La «asimetría» entre las Comunidades autónomas, justificada por la vía de los «hechos diferenciales», se ha convertido en el lugar común del razonamiento -en fraude de Constitución- que practican los enemigos del Estado de las Autonomías configurado por el Título VIII y por la jurisprudencia del Tribunal Constitucional, al que se acusa injustamente de actuar en forma sesgada y unilateral. Curioso reproche, si recordamos, para no multiplicar los ejemplos, la no muy lejana sentencia sobre la Ley del Suelo. Es la vieja táctica de presionar al árbitro para conseguir beneficios tangibles. ¿Sobre la Ley de Partidos, tal vez? La Constitución consiente la diversidad autonómica: nacionalidades y regiones; procedimientos diferentes de acceso; sistemas fiscales intransferibles. Pero los principios estructurales reclaman la equiparación, derivada de la igualdad entre los ciudadanos y la solidaridad entre las Comunidades Autónomas. No se trata de geometría abstracta, ni de pretextos para nuevas «loapas»: es una exigencia de la democracia contemporánea, ajena a privilegios trasnochados y ventajas amparadas en criterios estamentales o comunitarios. Contra el miedo a la igualdad, debe oponerse la defensa activa de la libertad.

Corcuera y García Herrera han trabajado con frecuencia sobre los aspectos más polémicos de la autonomía vasca. La parte más sólida de la obra se sitúa, creo, en la oposición frontal a la tesis de Herrero de Miñón sobre los derechos históricos, que se resume en el reconocimiento de «derechos originarios» y, por tanto, inderogables, así como en una «relación paccionada» entre las nacionalidades privilegiadas y el Estado.

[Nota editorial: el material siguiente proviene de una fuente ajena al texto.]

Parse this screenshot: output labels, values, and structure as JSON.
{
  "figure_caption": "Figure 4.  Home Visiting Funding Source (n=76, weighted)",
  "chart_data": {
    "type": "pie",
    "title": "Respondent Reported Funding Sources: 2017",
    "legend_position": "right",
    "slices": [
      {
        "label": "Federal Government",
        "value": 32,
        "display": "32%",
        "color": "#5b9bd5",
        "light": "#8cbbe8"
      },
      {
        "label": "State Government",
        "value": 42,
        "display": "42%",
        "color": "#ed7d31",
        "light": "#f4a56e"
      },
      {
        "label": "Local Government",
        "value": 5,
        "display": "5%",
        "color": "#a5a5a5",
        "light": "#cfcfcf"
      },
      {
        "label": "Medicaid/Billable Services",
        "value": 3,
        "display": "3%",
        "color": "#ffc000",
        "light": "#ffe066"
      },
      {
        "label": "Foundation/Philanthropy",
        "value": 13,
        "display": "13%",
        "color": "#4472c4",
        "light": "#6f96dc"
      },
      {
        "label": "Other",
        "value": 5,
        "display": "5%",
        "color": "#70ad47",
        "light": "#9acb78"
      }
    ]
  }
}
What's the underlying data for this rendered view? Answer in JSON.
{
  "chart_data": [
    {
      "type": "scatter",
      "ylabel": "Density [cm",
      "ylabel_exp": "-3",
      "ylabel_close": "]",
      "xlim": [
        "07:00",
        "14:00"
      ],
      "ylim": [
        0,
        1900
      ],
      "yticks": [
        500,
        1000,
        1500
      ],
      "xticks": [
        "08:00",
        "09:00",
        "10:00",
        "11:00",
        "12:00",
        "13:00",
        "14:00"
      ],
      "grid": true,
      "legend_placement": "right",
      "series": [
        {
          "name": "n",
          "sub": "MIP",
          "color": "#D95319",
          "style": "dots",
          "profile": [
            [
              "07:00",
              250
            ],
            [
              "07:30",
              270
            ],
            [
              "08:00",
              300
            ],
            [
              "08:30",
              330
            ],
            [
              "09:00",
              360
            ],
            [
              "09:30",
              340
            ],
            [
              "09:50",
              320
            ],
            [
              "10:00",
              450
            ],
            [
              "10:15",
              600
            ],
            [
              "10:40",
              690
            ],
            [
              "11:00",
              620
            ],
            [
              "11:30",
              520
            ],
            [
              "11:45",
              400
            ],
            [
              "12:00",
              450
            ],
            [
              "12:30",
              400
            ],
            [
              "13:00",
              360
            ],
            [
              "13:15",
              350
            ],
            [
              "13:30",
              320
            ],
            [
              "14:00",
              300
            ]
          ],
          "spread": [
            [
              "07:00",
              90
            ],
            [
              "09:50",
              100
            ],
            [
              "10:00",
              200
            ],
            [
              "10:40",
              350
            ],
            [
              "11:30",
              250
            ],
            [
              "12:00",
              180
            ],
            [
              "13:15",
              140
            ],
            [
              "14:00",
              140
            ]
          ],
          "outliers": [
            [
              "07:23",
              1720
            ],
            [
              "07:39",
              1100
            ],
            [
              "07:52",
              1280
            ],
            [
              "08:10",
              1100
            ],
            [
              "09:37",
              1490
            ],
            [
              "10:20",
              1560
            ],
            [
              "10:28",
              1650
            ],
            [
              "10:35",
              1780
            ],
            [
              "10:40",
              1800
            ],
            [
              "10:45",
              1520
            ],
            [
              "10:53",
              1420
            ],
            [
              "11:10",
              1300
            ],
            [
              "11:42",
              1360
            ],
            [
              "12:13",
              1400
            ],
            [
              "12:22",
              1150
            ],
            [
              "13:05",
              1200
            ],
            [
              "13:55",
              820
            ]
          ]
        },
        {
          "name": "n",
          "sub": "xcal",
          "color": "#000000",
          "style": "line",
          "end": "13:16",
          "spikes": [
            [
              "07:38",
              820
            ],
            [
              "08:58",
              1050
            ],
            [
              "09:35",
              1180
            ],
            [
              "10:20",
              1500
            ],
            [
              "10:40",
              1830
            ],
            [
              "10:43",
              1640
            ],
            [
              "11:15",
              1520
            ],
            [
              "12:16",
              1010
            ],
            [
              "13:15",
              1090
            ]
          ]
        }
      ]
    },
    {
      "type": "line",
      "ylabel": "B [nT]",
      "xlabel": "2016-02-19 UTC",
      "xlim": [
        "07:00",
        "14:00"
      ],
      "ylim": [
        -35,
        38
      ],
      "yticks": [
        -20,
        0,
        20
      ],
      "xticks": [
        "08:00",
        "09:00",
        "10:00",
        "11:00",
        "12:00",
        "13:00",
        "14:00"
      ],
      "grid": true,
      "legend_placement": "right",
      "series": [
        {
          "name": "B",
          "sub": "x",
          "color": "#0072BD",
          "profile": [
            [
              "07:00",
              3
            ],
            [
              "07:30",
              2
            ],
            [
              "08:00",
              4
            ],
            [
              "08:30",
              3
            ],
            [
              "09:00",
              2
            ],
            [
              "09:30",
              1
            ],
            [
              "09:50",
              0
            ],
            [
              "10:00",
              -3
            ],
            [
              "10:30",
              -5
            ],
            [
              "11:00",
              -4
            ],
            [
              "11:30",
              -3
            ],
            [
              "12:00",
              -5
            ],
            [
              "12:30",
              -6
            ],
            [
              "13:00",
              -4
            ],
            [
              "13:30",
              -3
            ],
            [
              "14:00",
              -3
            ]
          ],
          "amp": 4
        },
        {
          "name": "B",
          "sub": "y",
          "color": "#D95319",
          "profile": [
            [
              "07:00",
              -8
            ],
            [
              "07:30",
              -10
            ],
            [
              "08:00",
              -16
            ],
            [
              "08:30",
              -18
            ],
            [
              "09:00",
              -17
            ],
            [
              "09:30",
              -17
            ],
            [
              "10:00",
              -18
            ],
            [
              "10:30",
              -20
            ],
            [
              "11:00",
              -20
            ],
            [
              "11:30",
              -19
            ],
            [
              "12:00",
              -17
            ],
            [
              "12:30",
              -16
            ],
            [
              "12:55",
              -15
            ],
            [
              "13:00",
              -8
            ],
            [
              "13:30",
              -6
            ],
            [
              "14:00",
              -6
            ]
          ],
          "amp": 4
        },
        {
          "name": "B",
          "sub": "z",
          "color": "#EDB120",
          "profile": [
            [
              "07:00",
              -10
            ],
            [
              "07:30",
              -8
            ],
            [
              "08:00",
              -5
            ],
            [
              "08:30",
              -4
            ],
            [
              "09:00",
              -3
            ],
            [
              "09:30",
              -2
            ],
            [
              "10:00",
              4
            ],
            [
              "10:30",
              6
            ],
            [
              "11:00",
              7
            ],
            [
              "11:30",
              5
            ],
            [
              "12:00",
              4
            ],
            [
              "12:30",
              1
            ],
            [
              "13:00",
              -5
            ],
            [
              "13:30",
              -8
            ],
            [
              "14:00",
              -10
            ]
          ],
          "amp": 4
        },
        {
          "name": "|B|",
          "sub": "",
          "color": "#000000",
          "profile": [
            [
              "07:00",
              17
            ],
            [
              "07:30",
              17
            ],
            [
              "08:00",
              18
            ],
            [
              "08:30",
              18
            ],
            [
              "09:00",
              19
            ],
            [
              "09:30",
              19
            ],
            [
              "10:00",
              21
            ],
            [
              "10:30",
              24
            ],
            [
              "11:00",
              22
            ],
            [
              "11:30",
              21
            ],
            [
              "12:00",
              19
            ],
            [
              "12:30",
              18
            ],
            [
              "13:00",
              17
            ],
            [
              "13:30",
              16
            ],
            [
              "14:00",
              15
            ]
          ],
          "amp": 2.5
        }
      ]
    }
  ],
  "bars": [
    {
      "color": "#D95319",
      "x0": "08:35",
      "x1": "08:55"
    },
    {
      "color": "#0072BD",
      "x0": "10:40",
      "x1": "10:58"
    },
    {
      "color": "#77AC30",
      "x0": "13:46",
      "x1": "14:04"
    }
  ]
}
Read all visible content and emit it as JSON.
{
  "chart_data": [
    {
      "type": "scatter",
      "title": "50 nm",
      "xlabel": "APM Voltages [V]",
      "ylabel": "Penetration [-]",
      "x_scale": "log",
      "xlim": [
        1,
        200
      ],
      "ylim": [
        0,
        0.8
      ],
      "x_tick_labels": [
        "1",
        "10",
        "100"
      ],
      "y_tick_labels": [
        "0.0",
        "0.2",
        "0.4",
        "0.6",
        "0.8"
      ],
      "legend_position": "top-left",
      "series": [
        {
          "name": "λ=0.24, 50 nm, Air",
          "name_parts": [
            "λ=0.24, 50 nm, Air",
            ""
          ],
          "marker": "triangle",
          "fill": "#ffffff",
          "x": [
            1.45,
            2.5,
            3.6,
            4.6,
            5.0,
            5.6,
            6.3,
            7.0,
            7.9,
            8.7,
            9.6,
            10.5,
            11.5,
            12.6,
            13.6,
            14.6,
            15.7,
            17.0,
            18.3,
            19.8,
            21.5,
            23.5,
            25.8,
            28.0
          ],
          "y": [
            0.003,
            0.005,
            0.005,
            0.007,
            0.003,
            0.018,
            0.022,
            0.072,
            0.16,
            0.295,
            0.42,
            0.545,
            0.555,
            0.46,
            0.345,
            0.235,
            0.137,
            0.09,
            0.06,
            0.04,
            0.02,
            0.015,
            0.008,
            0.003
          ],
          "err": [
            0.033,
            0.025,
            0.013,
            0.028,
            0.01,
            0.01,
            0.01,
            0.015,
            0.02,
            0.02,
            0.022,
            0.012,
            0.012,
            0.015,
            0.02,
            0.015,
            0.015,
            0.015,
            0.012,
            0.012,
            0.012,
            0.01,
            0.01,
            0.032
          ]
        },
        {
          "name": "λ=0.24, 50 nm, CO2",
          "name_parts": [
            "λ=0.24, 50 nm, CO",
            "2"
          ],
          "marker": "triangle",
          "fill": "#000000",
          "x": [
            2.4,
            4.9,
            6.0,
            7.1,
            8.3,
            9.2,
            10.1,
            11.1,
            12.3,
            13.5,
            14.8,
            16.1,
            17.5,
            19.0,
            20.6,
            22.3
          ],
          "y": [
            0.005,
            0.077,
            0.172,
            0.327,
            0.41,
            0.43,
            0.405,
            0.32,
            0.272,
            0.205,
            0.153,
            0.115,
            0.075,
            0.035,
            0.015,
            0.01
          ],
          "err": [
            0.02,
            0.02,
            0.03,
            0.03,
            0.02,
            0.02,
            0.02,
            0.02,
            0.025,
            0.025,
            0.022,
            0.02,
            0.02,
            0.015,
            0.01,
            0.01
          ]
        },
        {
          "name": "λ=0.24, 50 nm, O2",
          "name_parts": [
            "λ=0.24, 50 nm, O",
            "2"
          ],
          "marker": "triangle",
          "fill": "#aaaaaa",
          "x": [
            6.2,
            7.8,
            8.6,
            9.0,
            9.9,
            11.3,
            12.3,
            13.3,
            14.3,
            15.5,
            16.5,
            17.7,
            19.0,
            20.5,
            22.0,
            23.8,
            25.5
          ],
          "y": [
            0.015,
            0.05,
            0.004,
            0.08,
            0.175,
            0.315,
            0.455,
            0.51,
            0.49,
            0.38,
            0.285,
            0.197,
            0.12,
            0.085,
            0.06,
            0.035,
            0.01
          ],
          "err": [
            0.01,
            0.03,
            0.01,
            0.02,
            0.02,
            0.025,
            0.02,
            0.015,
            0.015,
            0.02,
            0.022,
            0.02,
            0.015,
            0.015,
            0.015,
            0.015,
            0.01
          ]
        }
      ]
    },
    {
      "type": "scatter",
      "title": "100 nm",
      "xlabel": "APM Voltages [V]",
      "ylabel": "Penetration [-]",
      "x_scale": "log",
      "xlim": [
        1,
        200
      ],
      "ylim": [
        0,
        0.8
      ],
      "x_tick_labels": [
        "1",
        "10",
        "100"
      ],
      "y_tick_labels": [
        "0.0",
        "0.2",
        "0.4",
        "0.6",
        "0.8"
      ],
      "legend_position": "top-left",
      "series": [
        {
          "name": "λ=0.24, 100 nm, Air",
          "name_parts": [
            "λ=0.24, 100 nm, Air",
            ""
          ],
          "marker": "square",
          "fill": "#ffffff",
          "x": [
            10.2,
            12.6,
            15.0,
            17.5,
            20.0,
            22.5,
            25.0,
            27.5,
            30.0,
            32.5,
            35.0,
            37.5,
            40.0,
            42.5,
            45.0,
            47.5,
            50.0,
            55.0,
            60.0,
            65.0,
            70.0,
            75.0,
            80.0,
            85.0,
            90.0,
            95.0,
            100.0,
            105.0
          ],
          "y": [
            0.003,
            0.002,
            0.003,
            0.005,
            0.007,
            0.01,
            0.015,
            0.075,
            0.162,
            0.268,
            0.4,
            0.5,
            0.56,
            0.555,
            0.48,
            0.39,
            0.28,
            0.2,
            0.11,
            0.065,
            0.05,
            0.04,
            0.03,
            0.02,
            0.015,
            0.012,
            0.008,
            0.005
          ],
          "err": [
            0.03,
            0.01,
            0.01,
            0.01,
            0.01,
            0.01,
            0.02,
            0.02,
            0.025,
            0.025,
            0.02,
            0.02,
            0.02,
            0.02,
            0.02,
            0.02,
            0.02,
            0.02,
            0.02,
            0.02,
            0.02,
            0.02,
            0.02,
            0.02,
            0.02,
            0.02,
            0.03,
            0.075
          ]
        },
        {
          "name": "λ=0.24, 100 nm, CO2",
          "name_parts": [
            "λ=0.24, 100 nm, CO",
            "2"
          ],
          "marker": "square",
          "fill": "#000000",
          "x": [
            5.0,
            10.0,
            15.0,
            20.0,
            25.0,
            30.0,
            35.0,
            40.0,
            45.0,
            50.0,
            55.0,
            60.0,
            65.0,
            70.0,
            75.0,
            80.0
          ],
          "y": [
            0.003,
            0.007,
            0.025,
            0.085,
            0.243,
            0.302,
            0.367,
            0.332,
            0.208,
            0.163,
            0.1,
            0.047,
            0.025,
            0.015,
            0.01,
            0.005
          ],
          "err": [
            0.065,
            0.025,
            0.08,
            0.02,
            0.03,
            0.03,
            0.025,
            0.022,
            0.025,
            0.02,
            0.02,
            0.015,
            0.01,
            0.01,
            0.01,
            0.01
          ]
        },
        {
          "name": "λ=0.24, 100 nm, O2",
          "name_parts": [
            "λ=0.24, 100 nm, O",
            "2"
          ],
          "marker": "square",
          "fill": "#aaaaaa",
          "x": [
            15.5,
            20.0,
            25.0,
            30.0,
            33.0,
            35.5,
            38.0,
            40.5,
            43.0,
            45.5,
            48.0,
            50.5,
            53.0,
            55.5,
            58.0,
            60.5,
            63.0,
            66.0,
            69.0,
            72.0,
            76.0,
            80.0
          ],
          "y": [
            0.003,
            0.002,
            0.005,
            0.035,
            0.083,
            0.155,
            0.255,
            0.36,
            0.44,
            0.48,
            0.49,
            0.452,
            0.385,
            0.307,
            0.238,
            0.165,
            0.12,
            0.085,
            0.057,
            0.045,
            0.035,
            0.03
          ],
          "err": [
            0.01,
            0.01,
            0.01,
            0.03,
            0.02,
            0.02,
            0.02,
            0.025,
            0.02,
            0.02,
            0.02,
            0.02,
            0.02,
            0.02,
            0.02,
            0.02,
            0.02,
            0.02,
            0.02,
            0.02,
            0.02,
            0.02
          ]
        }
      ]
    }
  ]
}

La teoría coyuntural alemana sobre los «fragmentos de Estado» no tiene sentido en nuestra realidad histórico-política. No vale tampoco aludir a la Constitución «sustancial», a la doctrina medieval de los «cuerpos políticos» y a otras ilustres antigüedades dignas del museo arqueológico de las teorías y las formas políticas. He criticado con frecuencia, desde estas mismas páginas, estas opiniones de Herrero tan bien recibidas ahora (antes, no tanto) por el PNV y sus amigos. La verdad se construye a partir de un enfoque muy distinto: la fuente de legitimidad de la Constitución se llama España y no procede de la yuxtaposición de hipotéticos derechos anteriores o superiores de las Comunidades Autónomas.

Desde esta perspectiva, los autores exponen sus tesis con moderación y buen sentido. No es seguro que el trato diferenciado hacia las Comunidades más reivindicativas facilite la integración. No es bueno mantener siempre abierto un proceso de «adaptación» porque eso significa hacer rentable la estrategia de la tensión. En fin, no vale deducir de la célebre disposición adicional la existencia de un «ámbito vasco de decisión» y la exigencia de un «diálogo sin límites». Son ideas claras y precisas, susceptibles de ser compartidas por cualquier observador sensato. Recuérdese además que la «reintegración» del Fuero ha respondido con holgura a la realidad pasada y presente de Navarra y que los territorios forales vascos son -cabalmente- Álava, Guipúzcoa y Vizcaya; en cambio, la Comunidad Autónoma es creación institucional moderna y Euskadi como concepto nacional vale como referencia sólo para un sector de la sociedad.

Falta quizá, en un marco muy favorable para ello, una reflexión más profunda sobre los fundamentos ideológicos del enfoque «constitucionalista» que a veces se dan por supuestos o se eluden por prudencia convencional. Cierto es que ni antes ni ahora ha sido fácil decir estas cosas en voz alta: el único sujeto constituyente se llama España; frente al nacionalismo egoísta y excluyente, se alza un patriotismo español abierto e integrador; está a nuestro favor el espíritu de la modernidad frente al carácter reaccionario de la apelación al pueblo y sus orígenes míticos. Aunque el discurso se mantiene en un plano discreto y de perfil bajo, el lector de La constitucionalización de los derechos históricos percibe que los autores se sitúan sin equívocos dentro del universo constitucionalista, en los dos sentidos del término -ideológico y académico- que admite el uso contemporáneo.